Questions About Internal Self Awareness

Is there a difference between introspection and self awareness?

Introspection is a cognitive process of introspecting, or examining one’s own traits and reactions.

This requires active work by the person, as opposed to awareness in which the person responds passively.

So, the difference between introspection and self awareness is that while introspection involves an act of reflection on oneself, self awareness does not require any effort on behalf of the individual.

How do relationships affect your sense of self-awareness?

While relationships with other people can enhance your internal self-awareness, they also have the potential to block it.

Whenever you are in a relationship that doesn’t feel good for whatever reason, this will be another influence blocking you from understanding yourself better.

Understanding why we do what we do – and what we want from ourselves and our circumstances- is an important step to feeling more increased self-awareness.

Improved self awareness and understanding of our feelings, values, reactions is how we become better at being with others without projecting or manipulating.

Learning from past experiences that didn’t work out as they would have liked is one way people can improve their ability to focus internally, and not always project their own fears and insecurities onto others.
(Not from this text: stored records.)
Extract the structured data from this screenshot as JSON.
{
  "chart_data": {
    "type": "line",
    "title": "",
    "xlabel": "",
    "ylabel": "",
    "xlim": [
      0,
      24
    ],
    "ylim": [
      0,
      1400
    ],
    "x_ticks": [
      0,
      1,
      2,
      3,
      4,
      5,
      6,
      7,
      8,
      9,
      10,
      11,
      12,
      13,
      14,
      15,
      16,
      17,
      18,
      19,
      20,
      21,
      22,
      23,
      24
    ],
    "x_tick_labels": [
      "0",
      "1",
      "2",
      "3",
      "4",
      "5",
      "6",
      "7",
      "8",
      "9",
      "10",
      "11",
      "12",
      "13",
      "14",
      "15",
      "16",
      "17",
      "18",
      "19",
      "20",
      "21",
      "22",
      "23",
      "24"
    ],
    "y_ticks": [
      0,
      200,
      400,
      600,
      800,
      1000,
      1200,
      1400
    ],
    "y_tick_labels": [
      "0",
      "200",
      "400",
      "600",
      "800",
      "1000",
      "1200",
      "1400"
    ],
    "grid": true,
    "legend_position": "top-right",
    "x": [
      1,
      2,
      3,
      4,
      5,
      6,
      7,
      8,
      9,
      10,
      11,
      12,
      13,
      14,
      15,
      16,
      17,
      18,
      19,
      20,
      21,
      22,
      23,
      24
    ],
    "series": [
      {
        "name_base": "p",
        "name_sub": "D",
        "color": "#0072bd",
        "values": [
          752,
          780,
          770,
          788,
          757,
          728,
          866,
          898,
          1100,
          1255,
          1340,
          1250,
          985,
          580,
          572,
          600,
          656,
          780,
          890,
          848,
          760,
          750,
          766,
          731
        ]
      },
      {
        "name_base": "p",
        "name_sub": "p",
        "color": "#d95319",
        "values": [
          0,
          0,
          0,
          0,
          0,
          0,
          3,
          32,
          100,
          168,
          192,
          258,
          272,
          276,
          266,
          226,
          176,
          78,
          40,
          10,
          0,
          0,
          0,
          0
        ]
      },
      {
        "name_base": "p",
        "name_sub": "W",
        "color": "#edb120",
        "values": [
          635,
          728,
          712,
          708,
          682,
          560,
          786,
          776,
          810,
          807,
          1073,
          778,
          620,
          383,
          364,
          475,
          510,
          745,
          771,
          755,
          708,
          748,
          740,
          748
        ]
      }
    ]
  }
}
Being able to define what we want out of a particular relationship (to clarify or “name” our intentions) helps us walk away from relationships that are not fulfilling for us, rather than stay in a situation where we don’t feel good about ourselves and the other person does not understand why.

Ways in which a lack of awareness (or how being too aware) could negatively impact relationships with others:

If you are feeling intensely jealous or controlling, for example. This is a way in which the lack of internal self-awareness can manifest itself as manipulating – managing others by controlling them with fear or guilt.

If your partner doesn’t allow you to go out with friends after work or on the weekend, it could be that they are projecting – constantly assuming that other people are thinking or feeling something different from what they say.

So that’s why you need to lead yourself first…regardless of what kind relationship you are thinking about.

Is it normal to refer to myself as we when talking to myself?

It’s normal to refer to one self as we when talking to oneself, because it is impossible for an external third person observer to validate the true answer in this case.

The only answer that matters is the one from your own internal perspective.

This is why it is important to take ownership of our decisions, and believe in ourselves based on what we know about ourselves from self-awareness.

Conclusion

The key is therefore to learn how you feel about yourself, your values and dreams by observing how you think, act and react to situations.

Internal self-awareness is one of the most important aspects to developing a healthy relationship with yourself.

If you’re not able to understand how your brain works and what makes it tick, then you won’t be successful in some other aspects of life either.  

It’s time for us all to take responsibility for who we are – our thoughts, feelings, behaviors and impact on others – because if we don’t know where we stand within ourselves then how can we expect anyone else to?

Marko Matijasevic

Marko is performance-based growth strategist, focusing on business growth while maintaining a strong emphasis on authenticity in every individual he works with.